After much effort, the ADA began to recognize brittle diabetes as a condition, though they claim that it manifests in different ways in each person. Every person manages it differently and faces unique challenges in the process. The severe instability in the blood sugar levels of diabetic patients, which is often referred—correctly or otherwise—to as brittle diabetes, must be treated with a specialized diabetes care team.
And, due to the varied manifestations of diabetes, the ADA has consistently encouraged physicians and endocrinologists to issue personalized diabetes care plans to their patients.
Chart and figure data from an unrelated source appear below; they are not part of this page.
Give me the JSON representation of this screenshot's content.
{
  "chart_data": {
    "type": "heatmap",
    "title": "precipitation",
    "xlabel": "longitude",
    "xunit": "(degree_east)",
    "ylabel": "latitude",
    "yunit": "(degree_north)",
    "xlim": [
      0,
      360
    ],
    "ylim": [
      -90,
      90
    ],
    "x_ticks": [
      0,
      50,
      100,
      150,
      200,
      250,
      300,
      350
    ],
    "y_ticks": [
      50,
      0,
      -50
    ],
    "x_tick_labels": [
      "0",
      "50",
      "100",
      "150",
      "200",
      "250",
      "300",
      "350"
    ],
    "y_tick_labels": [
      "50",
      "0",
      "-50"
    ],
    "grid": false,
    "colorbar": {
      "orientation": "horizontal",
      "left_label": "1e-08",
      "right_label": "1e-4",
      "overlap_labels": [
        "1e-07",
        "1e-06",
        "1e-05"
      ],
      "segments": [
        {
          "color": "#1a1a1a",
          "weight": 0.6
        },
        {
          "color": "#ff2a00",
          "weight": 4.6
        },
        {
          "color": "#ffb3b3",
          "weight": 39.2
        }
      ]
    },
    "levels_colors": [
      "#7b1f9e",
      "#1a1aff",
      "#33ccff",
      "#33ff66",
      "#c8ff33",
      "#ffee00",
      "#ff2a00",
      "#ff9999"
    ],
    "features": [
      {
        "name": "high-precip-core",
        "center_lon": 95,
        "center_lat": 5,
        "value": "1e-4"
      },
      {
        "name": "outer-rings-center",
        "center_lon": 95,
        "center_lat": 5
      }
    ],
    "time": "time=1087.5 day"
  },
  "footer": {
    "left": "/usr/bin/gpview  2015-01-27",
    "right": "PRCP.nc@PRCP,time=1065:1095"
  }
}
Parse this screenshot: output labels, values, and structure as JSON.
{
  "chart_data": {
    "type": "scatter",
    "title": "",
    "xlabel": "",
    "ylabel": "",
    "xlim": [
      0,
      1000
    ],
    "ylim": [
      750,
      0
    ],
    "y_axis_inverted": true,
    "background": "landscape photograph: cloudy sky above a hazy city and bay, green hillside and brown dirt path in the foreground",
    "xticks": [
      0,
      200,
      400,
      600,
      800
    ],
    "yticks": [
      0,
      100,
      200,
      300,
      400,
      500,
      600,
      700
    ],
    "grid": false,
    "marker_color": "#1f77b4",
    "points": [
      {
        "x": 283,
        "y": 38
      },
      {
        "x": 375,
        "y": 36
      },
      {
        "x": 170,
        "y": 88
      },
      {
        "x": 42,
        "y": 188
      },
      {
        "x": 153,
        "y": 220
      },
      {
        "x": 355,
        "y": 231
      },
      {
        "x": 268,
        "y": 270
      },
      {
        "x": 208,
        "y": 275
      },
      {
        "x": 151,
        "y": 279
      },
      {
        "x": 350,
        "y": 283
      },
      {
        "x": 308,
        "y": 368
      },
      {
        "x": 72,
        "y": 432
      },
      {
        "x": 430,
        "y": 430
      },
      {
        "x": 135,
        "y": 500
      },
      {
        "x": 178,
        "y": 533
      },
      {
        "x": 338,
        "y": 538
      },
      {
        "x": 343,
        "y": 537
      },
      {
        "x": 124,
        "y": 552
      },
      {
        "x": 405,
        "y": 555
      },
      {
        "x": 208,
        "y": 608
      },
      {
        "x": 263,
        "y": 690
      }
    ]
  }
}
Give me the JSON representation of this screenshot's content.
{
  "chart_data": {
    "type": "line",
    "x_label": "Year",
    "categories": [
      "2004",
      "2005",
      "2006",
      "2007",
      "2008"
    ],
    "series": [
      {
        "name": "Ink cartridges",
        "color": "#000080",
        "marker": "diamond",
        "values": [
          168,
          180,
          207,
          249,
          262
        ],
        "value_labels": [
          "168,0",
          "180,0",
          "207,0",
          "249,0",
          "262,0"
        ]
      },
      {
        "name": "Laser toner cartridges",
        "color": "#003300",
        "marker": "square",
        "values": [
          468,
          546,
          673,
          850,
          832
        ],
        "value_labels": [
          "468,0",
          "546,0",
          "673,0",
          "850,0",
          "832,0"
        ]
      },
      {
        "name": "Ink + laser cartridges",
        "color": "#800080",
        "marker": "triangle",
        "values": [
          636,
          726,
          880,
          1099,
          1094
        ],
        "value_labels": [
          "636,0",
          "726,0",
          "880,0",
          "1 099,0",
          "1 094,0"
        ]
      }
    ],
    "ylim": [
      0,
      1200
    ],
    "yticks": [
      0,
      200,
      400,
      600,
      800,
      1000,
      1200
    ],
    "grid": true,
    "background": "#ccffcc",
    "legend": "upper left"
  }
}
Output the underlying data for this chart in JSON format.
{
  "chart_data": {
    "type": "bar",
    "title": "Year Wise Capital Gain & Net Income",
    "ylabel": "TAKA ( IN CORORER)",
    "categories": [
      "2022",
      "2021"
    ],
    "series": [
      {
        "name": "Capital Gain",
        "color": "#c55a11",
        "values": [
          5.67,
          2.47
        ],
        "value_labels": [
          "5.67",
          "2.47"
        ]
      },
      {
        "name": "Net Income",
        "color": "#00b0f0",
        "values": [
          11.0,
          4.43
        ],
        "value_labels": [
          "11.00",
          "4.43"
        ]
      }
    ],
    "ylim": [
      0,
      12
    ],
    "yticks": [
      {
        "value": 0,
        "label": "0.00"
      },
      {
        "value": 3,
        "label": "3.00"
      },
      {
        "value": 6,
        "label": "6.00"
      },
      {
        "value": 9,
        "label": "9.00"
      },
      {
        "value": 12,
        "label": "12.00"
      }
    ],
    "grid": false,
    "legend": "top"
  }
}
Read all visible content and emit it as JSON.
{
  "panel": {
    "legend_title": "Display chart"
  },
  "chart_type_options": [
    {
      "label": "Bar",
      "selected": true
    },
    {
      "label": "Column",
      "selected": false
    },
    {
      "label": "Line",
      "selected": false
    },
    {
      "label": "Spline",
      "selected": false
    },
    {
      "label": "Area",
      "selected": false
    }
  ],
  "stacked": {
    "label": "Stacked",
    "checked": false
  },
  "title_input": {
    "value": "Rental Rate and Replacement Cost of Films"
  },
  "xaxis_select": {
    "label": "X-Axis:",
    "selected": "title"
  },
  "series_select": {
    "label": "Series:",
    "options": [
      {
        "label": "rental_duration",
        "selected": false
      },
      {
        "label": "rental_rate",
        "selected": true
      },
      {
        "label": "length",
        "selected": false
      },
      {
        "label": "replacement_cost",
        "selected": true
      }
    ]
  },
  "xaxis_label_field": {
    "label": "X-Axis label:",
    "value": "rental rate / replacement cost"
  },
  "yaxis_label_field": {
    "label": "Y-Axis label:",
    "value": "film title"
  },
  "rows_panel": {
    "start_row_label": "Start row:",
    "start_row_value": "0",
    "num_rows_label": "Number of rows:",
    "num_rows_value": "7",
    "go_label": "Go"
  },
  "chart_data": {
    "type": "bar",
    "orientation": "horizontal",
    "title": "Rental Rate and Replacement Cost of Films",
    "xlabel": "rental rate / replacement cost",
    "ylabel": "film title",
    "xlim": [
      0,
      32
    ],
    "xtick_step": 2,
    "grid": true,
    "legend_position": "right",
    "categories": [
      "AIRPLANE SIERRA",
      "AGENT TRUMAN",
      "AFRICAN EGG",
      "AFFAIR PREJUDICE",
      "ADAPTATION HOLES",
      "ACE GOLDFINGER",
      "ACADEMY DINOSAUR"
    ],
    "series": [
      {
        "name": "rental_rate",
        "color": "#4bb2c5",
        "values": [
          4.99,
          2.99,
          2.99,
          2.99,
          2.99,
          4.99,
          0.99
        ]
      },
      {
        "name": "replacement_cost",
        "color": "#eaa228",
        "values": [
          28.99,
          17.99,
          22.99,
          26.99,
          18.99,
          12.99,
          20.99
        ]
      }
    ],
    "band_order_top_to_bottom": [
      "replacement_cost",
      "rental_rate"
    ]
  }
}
According to William T. Cefalu, the ADA’s chief scientific, medical and mission officer, it is one of the core tenets of the standards of care of the American Diabetes Association, which is also inherent in their treatment guidelines.
This news, however, was not received well by Mr. Sorge, who tried to repeatedly contact NIH director Francis Collins, as well as other officials, in order to restore brittle diabetes’ position as a rare disease on their website, with no results. He also petitioned President Donald Trump for help.
To this day, Sorge continues to lead a campaign to have brittle diabetes recognized as a unique medical condition, based on what he believes to be “overwhelming evidence”.
The topic has sparked interest in several experts, such as Erin Kershaw, the chief of endocrinology and metabolism at the University of Pittsburgh, who agrees with Sorge. Kershaw says that we live in an age of precision; or personalized patient-centered care, where diseases are no longer judged by textbook examples but are treated by studying the patient’s symptoms as a whole.
Everyone with diabetes is on a spectrum, Kershaw says, and some people are simply on the edge of said spectrum, where keeping the symptoms under control becomes problematic. However, these outcomes are to be expected in some cases and must be treated accordingly.